Isso numa época bastante difícil para a dança, as artes, a cultura e as tradições afro-brasileiras. “Apesar do momento preocupante, o espetáculo é luminoso, colorido. Tão Brasil e para cima. Tão Gil. Também somos isso, e não podemos perder essa luz”, diz Pederneiras.

Na dança-homenagem ao músico criador da trilha, um tapete amarelo se estende do alto do palco até o proscênio, no cenário criado por Paulo Pederneiras, o diretor artístico do Corpo. É uma espécie de fundo infinito solar, onde os bailarinos dançam o jeito tão brasileiro e tão contemporâneo que caracteriza o trabalho da companhia e também o do compositor que inspira todo o novo espetáculo.

No decorrer da apresentação, músicas famosas de Gil vão sendo reconhecidas pelo público aos poucos. As lembranças musicais foram encaixadas na trilha original de forma completamente nova, como o medley de “Andar com Fé” e “Sítio do Picapau Amarelo”.

Na dança também podem ser reconhecidos movimentos característicos das coreografias do Corpo e algumas formas novas, surgidas desde o último trabalho da companhia, “Gira”, de dois anos atrás.

Pederneiras, o coreógrafo, diz ter seguido o caminho de “Gira”, quando pesquisou, pela primeira vez, o universo da umbanda. Na criação atual, ele chegou ao candomblé. “O Gil tem uma posição muito alta na hierarquia do candomblé”, diz o coreógrafo. Uma das 12 cadeiras do ministério de Xangô no terreiro Ilê Axé Opó Afonjá foi destinada ao músico.

O espetáculo navega por muitas outras culturas e influências, mas é o santo guerreiro Xangô que faz a amarração dos quatro segmentos da obra de 40 minutos.

Pederneiras trouxe do candomblé o movimento usado como ponto de partida para a coreografia.

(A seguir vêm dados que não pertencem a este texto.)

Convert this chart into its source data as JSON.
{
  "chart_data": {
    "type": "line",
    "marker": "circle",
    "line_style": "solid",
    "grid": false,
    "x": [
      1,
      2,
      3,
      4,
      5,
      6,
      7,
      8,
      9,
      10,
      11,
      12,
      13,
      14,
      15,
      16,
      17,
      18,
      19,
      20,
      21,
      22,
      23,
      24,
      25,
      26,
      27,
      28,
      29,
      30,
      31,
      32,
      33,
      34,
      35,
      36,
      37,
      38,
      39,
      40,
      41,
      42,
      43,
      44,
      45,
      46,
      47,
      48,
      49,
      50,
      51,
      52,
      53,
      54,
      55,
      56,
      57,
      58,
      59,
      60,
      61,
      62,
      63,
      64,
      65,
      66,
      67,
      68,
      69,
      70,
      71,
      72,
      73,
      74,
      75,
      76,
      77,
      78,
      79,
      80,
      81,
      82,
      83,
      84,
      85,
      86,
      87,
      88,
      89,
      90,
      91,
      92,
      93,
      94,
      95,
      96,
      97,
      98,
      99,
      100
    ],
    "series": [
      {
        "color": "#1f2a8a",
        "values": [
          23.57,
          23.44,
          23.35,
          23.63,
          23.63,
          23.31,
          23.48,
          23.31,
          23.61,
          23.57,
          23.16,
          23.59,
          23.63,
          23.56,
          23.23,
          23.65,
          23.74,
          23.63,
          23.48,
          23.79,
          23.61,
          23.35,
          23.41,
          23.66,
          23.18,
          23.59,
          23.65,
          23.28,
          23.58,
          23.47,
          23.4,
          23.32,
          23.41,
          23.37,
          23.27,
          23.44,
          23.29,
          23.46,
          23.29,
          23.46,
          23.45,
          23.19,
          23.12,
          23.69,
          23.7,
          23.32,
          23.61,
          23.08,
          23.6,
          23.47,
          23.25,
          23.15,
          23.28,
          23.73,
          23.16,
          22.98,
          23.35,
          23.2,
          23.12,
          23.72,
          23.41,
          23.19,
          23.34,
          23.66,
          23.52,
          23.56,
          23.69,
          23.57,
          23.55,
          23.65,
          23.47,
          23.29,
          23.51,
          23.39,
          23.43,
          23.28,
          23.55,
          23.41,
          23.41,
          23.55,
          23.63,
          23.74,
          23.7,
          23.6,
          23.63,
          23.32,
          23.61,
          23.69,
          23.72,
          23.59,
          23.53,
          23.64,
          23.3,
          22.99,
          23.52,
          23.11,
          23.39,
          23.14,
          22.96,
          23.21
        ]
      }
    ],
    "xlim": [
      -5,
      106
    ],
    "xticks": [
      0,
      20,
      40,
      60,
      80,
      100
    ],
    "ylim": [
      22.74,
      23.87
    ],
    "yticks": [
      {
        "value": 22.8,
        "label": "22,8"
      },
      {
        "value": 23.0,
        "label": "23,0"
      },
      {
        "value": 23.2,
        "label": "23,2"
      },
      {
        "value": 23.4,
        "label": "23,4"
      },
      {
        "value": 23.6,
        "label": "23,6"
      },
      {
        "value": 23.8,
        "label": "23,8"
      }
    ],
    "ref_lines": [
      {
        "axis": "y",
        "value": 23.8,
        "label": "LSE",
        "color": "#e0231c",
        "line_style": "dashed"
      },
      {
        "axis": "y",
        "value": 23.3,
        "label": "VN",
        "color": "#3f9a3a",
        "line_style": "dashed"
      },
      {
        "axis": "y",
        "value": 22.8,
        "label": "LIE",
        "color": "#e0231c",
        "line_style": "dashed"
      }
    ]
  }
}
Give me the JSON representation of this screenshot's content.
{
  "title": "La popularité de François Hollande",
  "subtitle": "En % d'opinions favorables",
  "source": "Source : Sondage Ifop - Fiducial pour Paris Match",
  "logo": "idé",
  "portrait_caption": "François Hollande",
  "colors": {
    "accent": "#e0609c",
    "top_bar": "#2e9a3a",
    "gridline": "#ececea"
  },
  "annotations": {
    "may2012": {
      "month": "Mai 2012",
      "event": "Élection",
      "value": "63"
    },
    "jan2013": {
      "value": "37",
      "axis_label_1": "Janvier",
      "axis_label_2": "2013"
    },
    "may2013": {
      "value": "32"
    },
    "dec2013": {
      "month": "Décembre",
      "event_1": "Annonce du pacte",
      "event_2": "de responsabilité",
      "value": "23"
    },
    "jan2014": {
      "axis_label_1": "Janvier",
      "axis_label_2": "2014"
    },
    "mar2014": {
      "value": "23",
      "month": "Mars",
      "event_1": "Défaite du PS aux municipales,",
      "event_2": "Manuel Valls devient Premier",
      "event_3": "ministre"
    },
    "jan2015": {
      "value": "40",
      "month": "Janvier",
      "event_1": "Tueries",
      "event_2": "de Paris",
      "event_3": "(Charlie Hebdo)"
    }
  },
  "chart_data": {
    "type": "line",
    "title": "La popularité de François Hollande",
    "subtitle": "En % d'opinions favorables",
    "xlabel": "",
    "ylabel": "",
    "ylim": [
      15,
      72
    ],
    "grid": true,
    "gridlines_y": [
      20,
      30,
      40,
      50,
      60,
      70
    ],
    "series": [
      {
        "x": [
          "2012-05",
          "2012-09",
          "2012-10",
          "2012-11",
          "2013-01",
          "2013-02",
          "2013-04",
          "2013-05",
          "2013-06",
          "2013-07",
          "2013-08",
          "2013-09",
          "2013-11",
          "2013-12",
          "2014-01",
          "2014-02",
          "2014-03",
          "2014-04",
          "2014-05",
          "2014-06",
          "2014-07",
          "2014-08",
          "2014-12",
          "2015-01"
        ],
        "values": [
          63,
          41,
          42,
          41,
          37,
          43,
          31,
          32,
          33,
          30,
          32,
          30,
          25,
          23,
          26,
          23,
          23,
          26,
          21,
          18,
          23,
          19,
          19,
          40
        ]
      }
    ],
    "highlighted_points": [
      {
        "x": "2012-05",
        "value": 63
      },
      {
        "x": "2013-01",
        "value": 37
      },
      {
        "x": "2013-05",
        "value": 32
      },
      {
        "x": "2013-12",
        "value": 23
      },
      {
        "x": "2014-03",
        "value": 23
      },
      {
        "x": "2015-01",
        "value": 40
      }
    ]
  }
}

Com os punhos cerrados, os bailarinos batem uma das mãos no peito e a outra nas costas, enquanto ondulam o tronco. O gesto, associado à presença do santo, é repetido de forma marcante ao longo do espetáculo.

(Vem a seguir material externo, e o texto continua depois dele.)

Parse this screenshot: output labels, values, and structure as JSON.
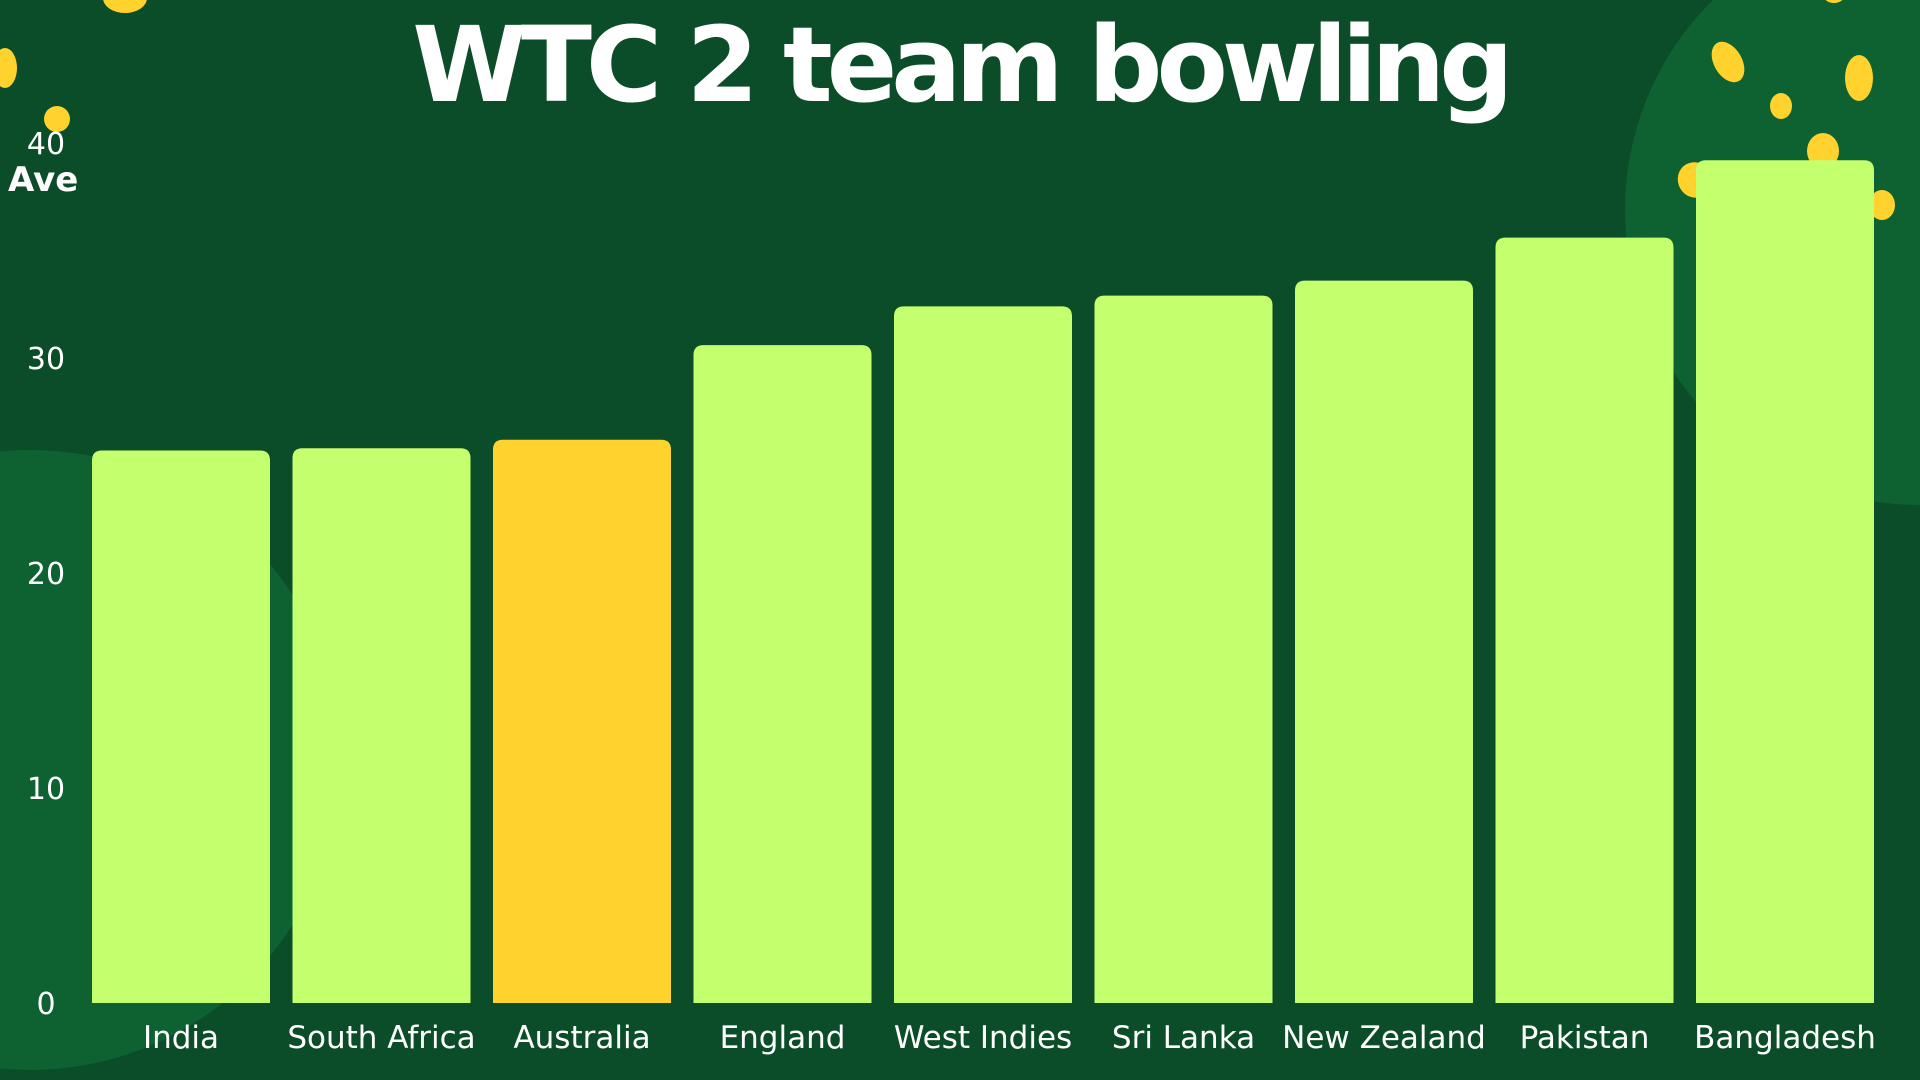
{
  "chart_data": {
    "type": "bar",
    "title": "WTC 2 team bowling",
    "ylabel": "Ave",
    "xlabel": "",
    "categories": [
      "India",
      "South Africa",
      "Australia",
      "England",
      "West Indies",
      "Sri Lanka",
      "New Zealand",
      "Pakistan",
      "Bangladesh"
    ],
    "values": [
      25.7,
      25.8,
      26.2,
      30.6,
      32.4,
      32.9,
      33.6,
      35.6,
      39.2
    ],
    "highlight": "Australia",
    "ylim": [
      0,
      40
    ],
    "yticks": [
      0,
      10,
      20,
      30,
      40
    ],
    "grid": false,
    "colors": {
      "background": "#0a4d28",
      "background_shape": "#0e6231",
      "bar": "#c4ff6e",
      "bar_highlight": "#ffd22e",
      "confetti": "#ffd22e",
      "text": "#ffffff"
    }
  }
}
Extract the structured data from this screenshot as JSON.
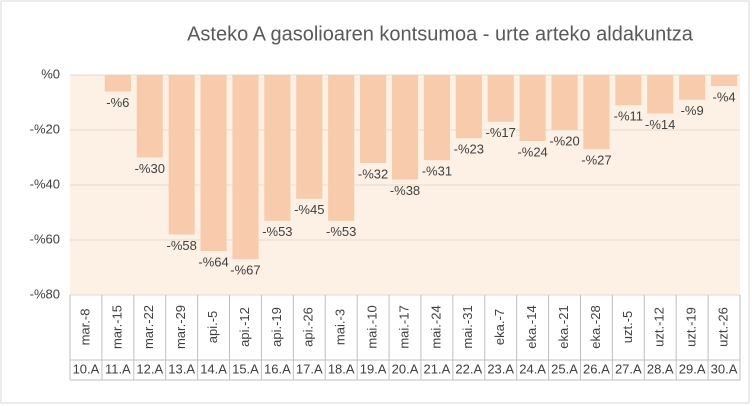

O coreógrafo pensou em começar os movimentos da obra com um duo masculino fazendo esses passos. Mudou de ideia, mas acabou aproveitando o trecho em outra parte da apresentação.

É o único duo em “Gil”, uma novidade no estilo do coreógrafo. Seus “pas-de-deux” são famosos e costumam aparecer diversas vezes em seus trabalhos.

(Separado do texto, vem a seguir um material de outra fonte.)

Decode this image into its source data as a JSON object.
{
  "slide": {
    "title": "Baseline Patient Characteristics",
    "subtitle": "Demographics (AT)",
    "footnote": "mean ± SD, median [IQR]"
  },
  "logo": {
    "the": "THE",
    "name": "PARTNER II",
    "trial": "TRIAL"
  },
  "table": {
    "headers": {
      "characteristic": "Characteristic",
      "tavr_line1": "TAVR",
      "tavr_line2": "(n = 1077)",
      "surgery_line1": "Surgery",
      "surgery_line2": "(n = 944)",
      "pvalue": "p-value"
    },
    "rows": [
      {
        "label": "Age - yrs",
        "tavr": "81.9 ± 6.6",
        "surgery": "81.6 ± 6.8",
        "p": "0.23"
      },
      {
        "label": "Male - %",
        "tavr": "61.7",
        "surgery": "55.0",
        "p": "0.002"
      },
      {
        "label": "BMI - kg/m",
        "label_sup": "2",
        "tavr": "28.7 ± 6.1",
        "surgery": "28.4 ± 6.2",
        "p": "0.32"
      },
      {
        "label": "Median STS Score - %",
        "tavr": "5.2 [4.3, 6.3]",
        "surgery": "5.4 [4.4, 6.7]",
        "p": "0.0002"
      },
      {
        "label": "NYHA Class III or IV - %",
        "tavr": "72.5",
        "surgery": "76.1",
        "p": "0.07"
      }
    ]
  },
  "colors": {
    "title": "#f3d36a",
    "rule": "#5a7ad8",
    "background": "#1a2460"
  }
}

Sambar também é algo novo em sua dança. “Pela primeira vez, usei samba de forma explícita e adorei. Mas é levinho, sutil. Não dá para brincar com o samba impunemente, tem que saber usar”, diz Pederneiras, durante um ensaio do grupo, em Belo Horizonte.

Gil viu uma parte da coreografia pronta. “Em alguns momentos, remete ao meu modo espontâneo de dançar, que tem a ver com a expressividade dos corpos afro-brasileiros, mas acho que isso já estava presente em outras obras do Corpo, assim como de vários outros grupos da dança atual”, diz o músico.

Outras influências da obra de Gil também estão na trilha, uma mistura de samba, jazz, bossa nova, modinhas, choro, música eletrônica, afro e até erudita. Um dos trechos é inspirado nos compositores Erik Satie e Johannes Brahms.

Quando o diretor do Corpo, Paulo Pederneiras, foi conversar com Gil sobre a trilha, o músico mandou um recado para o idealizador da peça. Queria dizer que lhe daria muito trabalho. “E deu”, diz o coreógrafo, Rodrigo Pederneiras.

“Ele fez uma trilha muito diferente de todas as feitas para o Corpo. Nada é previsível. Tem percussões malucas, balafon, momentos meio orientais, um choro que entra de repente. É o Gil conhecido, mas também o que causa estranhamento, e eu tive que trabalhar com essas diferenças sonoras muito acentuadas”, conta o coreógrafo.

Toda estas diferenças são também uma resposta musical à diversidade de movimentos da companhia de dança. No diálogo entre uma linguagem e outra, o coreógrafo foi em busca dos ritmos menos óbvios, das batidas por trás das frases principais.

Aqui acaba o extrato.